The CBO as recently as 2019 said that one way to put pressure on companies would be “authority to establish a formulary,” though as we noted that is not envisioned in the legislation. DeShong asserted that “such proposals move the United States closer to a single national formulary for Medicare, similar to how some governments in other countries heavily control which medicines are and are not available to their citizens.”
PhRMA officials pointed to a 2020 analysis by the Hayden Consulting Group, which concluded that H.R. 3 could lead to a preference for drugs whose prices had been negotiated downward by the government, leaving non-price-controlled drugs with a sliver of the market and reducing incentives for innovation.
The Pinocchio Test
PhRMA is trying to put a human face on a public relations problem for the industry. There’s a lot of anger at high drug prices, leading to the political pressure to do something. The ad starring Sue is intended to warn that — someday down the road — the changes being contemplated would lead to fewer options.
You obviously don’t get something for nothing. If drug prices are cut because of government pressure, then there will be an impact. To a large extent, the impact is unknowable. Health plans currently steer enrollees to their preferred medications, but the drug manufacturing market may adapt in ways not yet understood.

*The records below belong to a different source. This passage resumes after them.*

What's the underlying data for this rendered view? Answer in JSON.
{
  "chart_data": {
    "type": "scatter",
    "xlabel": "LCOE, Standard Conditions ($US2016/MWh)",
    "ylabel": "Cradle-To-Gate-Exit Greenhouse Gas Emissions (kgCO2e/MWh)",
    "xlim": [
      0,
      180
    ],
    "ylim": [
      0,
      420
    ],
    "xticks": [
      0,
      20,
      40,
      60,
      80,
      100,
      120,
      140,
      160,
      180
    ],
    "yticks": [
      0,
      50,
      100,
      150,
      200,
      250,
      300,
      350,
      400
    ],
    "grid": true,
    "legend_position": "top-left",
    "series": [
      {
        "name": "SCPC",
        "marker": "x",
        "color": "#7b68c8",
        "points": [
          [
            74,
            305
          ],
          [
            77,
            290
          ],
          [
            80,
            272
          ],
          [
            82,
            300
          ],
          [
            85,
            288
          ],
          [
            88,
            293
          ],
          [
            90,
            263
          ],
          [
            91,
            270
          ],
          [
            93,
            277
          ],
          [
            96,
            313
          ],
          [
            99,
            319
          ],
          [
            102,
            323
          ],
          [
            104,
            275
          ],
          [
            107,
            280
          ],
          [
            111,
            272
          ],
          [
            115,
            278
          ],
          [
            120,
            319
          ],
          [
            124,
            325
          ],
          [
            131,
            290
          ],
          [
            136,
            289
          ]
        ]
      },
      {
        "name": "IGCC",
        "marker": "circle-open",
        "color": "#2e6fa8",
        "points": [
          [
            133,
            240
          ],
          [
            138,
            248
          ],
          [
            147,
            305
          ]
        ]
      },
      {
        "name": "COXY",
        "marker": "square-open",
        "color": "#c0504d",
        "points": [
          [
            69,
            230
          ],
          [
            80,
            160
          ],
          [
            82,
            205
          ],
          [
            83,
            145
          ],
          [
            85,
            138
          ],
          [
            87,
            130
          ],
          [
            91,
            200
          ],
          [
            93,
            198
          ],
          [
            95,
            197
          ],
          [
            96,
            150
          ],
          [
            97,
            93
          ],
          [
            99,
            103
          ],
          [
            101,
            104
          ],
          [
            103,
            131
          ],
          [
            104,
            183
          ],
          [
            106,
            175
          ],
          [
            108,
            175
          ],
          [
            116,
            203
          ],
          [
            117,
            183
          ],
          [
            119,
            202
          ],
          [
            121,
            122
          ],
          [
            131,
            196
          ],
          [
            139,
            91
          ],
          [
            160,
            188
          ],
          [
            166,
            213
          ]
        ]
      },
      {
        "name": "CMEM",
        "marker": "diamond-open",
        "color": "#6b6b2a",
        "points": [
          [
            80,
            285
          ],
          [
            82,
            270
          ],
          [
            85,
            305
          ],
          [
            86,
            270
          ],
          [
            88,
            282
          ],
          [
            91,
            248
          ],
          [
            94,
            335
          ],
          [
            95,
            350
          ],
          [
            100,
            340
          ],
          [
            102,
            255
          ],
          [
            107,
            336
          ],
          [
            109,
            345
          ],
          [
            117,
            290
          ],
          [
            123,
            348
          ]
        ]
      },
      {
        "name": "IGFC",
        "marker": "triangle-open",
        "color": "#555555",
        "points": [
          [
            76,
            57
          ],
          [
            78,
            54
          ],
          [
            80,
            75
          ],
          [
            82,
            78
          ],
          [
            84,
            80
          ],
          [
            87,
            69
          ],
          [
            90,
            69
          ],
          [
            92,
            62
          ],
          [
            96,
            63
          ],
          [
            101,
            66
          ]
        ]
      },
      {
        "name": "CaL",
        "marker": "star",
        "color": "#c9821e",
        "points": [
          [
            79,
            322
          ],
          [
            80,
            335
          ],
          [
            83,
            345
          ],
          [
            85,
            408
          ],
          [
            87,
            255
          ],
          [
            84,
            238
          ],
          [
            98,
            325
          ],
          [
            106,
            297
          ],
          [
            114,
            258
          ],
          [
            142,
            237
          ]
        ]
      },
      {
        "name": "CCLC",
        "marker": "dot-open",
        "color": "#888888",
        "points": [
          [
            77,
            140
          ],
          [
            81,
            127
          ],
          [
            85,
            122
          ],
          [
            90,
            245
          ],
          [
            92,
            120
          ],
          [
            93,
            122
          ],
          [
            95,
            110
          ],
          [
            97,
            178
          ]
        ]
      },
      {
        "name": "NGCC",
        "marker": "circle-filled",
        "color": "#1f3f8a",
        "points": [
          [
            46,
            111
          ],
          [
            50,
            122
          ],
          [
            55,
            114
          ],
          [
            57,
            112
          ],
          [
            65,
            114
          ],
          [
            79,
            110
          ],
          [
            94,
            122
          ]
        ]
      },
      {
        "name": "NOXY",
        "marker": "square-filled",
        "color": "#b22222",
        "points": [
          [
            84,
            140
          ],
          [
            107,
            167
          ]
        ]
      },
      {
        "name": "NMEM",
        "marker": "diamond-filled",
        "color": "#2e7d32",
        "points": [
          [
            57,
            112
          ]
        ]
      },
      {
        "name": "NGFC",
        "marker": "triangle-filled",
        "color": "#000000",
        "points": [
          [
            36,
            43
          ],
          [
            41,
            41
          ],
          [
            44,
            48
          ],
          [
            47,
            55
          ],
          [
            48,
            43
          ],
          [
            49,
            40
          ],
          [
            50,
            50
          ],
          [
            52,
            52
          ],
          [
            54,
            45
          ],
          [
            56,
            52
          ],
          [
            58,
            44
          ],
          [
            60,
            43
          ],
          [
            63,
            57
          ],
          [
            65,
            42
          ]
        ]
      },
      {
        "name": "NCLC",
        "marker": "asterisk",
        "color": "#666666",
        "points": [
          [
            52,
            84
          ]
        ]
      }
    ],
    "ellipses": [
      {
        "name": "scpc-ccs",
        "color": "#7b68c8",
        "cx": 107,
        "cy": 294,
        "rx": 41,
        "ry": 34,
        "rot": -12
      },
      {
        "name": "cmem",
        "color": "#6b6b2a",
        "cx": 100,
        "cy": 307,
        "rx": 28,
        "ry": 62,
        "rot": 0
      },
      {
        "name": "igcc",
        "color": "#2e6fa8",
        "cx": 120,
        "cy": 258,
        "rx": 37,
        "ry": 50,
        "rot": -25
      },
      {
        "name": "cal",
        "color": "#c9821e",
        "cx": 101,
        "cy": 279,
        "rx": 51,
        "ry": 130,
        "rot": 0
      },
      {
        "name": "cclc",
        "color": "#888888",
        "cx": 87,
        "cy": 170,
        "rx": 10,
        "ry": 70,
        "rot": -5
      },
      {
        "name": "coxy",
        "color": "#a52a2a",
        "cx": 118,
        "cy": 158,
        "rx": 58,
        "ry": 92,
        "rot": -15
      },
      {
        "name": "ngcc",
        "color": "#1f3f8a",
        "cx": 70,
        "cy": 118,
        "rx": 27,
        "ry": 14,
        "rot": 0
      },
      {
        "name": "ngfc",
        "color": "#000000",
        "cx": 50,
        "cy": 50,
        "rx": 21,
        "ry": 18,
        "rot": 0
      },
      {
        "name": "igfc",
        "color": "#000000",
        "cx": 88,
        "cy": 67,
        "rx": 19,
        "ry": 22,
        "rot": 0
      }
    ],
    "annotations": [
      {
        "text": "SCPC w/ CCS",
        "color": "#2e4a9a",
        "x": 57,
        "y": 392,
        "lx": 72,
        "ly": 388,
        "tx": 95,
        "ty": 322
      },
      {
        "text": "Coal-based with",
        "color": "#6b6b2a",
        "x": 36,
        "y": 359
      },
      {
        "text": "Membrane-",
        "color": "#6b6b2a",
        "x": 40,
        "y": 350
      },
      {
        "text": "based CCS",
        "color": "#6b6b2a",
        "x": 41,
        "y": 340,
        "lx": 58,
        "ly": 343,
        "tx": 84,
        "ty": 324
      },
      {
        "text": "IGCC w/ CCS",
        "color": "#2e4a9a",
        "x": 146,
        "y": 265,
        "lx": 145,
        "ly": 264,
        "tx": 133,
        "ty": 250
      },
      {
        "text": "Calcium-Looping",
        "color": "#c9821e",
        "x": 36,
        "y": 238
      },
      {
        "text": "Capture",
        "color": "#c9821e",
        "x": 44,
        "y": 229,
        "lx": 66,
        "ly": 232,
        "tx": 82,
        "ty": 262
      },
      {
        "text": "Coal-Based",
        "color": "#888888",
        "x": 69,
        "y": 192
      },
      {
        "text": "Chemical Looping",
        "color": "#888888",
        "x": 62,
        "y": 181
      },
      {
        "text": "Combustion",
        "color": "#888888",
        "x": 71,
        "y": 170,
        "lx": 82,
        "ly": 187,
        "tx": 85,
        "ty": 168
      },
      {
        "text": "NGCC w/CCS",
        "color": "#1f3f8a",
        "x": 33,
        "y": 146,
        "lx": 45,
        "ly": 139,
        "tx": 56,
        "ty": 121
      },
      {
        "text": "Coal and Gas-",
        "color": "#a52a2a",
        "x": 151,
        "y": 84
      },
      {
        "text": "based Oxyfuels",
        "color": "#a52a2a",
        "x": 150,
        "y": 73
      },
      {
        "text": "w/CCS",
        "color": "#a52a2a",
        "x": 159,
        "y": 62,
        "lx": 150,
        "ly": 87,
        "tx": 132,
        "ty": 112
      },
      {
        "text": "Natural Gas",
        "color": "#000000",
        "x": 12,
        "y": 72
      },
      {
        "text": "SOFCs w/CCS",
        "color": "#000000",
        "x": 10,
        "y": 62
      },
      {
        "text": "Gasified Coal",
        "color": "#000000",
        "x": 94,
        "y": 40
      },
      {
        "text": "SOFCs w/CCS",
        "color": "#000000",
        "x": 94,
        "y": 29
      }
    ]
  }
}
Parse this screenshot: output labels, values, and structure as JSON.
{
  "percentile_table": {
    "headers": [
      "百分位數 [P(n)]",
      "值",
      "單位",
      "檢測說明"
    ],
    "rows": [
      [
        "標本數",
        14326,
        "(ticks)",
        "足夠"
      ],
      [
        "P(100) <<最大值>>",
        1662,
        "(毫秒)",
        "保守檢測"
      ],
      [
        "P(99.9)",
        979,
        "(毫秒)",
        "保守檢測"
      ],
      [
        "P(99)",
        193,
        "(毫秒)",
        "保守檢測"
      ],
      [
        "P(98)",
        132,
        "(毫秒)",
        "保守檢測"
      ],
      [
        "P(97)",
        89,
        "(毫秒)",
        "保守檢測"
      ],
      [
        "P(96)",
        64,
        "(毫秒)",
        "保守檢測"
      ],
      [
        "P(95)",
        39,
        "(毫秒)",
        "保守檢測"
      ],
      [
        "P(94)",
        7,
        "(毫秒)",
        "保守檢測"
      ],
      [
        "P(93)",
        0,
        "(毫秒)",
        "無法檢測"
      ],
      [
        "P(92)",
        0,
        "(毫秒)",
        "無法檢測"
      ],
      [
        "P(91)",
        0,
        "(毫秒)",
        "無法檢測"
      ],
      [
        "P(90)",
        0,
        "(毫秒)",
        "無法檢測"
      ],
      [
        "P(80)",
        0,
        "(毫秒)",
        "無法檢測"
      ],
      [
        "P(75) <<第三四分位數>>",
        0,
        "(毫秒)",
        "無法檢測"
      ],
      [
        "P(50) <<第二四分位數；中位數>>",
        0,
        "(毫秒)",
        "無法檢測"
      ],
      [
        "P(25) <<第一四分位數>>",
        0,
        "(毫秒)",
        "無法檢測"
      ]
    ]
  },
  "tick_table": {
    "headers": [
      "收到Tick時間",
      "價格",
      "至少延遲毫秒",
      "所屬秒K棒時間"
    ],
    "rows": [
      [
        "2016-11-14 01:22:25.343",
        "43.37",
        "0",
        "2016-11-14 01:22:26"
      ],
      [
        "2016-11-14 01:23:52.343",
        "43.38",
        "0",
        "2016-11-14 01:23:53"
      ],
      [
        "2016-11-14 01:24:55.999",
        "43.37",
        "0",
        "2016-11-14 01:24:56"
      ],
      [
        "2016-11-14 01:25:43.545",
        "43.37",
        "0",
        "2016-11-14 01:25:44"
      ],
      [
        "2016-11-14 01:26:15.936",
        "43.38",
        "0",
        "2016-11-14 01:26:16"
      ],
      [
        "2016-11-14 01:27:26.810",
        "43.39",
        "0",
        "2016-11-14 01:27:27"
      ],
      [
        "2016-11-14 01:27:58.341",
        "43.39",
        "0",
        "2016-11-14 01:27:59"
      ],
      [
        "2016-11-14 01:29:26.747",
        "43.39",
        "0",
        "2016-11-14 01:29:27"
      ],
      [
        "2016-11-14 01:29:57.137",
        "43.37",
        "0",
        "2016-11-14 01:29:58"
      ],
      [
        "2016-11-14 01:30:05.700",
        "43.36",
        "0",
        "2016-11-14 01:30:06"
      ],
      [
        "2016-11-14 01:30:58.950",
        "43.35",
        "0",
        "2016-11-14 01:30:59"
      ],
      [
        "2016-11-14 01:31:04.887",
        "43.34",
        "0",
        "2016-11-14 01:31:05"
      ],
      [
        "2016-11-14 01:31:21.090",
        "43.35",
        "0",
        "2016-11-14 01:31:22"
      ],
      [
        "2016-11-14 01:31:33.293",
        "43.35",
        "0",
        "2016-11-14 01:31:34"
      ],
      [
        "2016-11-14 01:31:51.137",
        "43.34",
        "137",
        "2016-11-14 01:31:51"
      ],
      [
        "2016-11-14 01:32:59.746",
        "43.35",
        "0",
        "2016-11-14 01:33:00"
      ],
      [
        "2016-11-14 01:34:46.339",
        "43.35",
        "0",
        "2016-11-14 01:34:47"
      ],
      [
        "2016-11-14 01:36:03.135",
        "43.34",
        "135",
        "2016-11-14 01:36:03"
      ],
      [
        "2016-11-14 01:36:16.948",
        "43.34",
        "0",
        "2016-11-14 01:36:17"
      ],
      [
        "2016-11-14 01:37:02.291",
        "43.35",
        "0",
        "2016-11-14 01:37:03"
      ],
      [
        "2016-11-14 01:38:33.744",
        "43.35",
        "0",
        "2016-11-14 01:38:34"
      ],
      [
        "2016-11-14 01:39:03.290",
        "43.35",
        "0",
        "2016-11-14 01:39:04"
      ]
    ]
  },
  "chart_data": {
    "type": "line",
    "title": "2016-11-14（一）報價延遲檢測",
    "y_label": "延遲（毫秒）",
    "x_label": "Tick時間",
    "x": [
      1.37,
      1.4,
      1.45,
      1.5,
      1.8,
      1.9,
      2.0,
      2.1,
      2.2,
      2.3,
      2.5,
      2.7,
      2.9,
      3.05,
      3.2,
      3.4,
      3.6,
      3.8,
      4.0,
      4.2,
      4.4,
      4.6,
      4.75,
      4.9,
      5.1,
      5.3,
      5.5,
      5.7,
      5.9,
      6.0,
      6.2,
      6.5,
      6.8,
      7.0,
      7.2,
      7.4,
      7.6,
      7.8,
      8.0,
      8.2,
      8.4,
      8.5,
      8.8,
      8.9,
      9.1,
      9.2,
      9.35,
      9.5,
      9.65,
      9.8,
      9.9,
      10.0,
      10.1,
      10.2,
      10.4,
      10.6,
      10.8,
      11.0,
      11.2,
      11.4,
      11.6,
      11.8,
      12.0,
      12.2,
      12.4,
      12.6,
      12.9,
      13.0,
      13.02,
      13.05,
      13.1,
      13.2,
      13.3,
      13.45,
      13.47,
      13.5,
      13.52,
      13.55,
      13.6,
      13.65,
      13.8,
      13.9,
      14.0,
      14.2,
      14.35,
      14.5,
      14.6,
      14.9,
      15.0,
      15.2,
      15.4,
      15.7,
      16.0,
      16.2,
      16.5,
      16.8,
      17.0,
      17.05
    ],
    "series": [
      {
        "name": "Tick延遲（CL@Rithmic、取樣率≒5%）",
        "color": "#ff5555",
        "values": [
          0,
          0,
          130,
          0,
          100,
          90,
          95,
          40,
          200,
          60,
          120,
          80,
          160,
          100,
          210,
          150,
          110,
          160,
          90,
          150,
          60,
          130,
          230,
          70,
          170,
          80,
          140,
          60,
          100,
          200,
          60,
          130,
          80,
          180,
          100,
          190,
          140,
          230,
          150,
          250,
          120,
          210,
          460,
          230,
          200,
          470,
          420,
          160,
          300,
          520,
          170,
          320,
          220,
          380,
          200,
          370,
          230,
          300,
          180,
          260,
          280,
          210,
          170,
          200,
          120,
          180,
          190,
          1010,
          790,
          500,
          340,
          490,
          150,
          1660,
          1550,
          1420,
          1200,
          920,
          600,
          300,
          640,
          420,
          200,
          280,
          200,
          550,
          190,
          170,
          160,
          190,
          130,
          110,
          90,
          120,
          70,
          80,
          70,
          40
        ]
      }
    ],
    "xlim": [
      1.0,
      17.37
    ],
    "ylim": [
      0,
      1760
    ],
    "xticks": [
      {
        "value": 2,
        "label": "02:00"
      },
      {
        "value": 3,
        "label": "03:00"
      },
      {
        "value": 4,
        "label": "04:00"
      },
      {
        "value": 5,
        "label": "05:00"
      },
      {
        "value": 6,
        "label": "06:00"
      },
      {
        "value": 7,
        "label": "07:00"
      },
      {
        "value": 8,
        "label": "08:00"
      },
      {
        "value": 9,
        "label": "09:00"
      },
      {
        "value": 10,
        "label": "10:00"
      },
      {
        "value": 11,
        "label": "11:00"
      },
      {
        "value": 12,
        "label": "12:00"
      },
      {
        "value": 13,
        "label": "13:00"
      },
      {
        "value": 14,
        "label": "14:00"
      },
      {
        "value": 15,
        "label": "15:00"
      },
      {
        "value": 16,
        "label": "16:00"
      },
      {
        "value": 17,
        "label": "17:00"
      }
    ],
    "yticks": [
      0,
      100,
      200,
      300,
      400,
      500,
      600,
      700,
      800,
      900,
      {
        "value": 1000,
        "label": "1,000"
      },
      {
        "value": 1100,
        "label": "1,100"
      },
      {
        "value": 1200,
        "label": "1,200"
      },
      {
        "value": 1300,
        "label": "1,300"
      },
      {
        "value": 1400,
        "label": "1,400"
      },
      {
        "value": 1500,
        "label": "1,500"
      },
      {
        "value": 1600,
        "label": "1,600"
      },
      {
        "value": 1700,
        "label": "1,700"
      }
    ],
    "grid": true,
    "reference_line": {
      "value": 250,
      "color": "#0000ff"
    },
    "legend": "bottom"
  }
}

The ad misleadingly suggests that legislation is designed to restrict Sue’s drugs and make it harder for Medicare patients to get drugs. That’s not the intention at all. Drug manufacturers don’t want to have to negotiate with the government. But they shouldn’t describe a worst-case scenario as a legislative provision. The legislation does not call for a government-mandated formulary, notwithstanding Sue’s concerns that the government one day would choose her medicines.
We wavered between Two and Three Pinocchios. We ultimately tipped toward Three. The market implications are impossible to predict, giving PhRMA a foothold to warn about the possible impact. But that’s not an excuse for claiming there are provisions in the legislation that do not exist.